The Real Deal New York

Newmark receives junk grade from S&P

In first standalone rating since IPO, rating agency cites lack of international footprint as a risk
By Rich Bockmann | October 25, 2018 02:00PM

From left: Barry Gosin, Newmark Group offices at 125 Park Avenue, and Mike Rispoli (Credit: Google Maps and LinkedIn)

Newmark Group received its first standalone credit ratings since its initial public offering in December, and the results were disappointing.

S&P Global Ratings gave Newmark Group a grade of BB+, which is a rating of a speculative, non-investment-grade company.

By comparison both CBRE and JLL have investment-grade ratings of BBB+ from S&P. Fitch Ratings gave the company a rating of BBB-, which is just one step above a junk-grade rating.

The S&P rating, in particular, is a black eye for Newmark executives, who view the company as an investment-grade firm.

“Newmark’s credit metrics … compare favorably to our full-service real estate peers,” Newmark Chief Financial Officer Mike Rispoli said on the company’s third-quarter earnings call Thursday morning.

“You see the credit ratings and you can read the reports and see why and how they view the company,” he said. “We obviously view the company as an investment-grade company.”

Rispoli said Newmark will strive to get the S&P rating up to BBB- over time. Receiving its own standalone credit ratings was a key step Newmark needed to complete in order to forward a spinoff from parent company BGC Partners that’s been delayed several months. The company expects to complete the spinoff before the end of this year.

Newmark’s stock price rose about 10 percent by midmorning from its opening price of $9.85 as the company announced third-quarter revenues of $518.8 million. Year to date, revenues stood at $1.4 billion, or nearly 25 percent above last year.

But the stock price is down nearly 30 percent from its initial public offering price of $14 per share in December.

Fitch noted the poor-performing stock price in its report. Newmark requires brokers to receive a portion of their commission in company stock, and the declining value could make it harder for the firm to acquire and retain top talent.

Fitch noted Newmark’s market position, its favorable leverage levels and track record acquiring smaller companies as positives. But it said the firm’s relatively smaller scale and lack of global operations were a limit to the rating.

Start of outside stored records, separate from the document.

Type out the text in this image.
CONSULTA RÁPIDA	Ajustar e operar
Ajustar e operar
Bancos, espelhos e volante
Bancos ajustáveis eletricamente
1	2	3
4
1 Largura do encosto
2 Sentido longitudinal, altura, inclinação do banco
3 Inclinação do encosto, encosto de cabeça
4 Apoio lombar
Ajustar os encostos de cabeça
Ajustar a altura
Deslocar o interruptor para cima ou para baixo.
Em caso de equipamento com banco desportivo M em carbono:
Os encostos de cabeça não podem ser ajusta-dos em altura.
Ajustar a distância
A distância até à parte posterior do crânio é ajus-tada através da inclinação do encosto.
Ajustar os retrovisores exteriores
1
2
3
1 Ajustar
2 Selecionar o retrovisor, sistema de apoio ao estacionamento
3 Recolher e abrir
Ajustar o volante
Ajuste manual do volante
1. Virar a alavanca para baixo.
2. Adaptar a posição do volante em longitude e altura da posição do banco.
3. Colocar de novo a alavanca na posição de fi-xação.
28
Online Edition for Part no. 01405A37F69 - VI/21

“Newmark has limited scale relative to larger CRE services providers, several of which operate globally,” the report read. “Newmark’s smaller scale reduces its diversification to localized CRE cycles, which can be severe.”

Fitch pointed out that the three largest commercial real estate firms get 47 percent of their revenue on average from regions outside the Americas, where as Newmark gets less than 1 percent.

Barry Gosin, Newmark’s CEO, said on the earnings call that while the company has plenty of room to expand in Europe, the Middle East and Asia, he couldn’t really say Newmark has plans to grow internationally next year.

“We have plenty of white space in the U.S.,” he said.

BGC Partners, which retains majority ownership of Newmark following last year’s IPO, announced Thursday that its CFO, Steven McMurray, plans to retire at the end of the year.

Chief Operating Officer and executive vice president Sean Windeatt has been appointed interim CFO.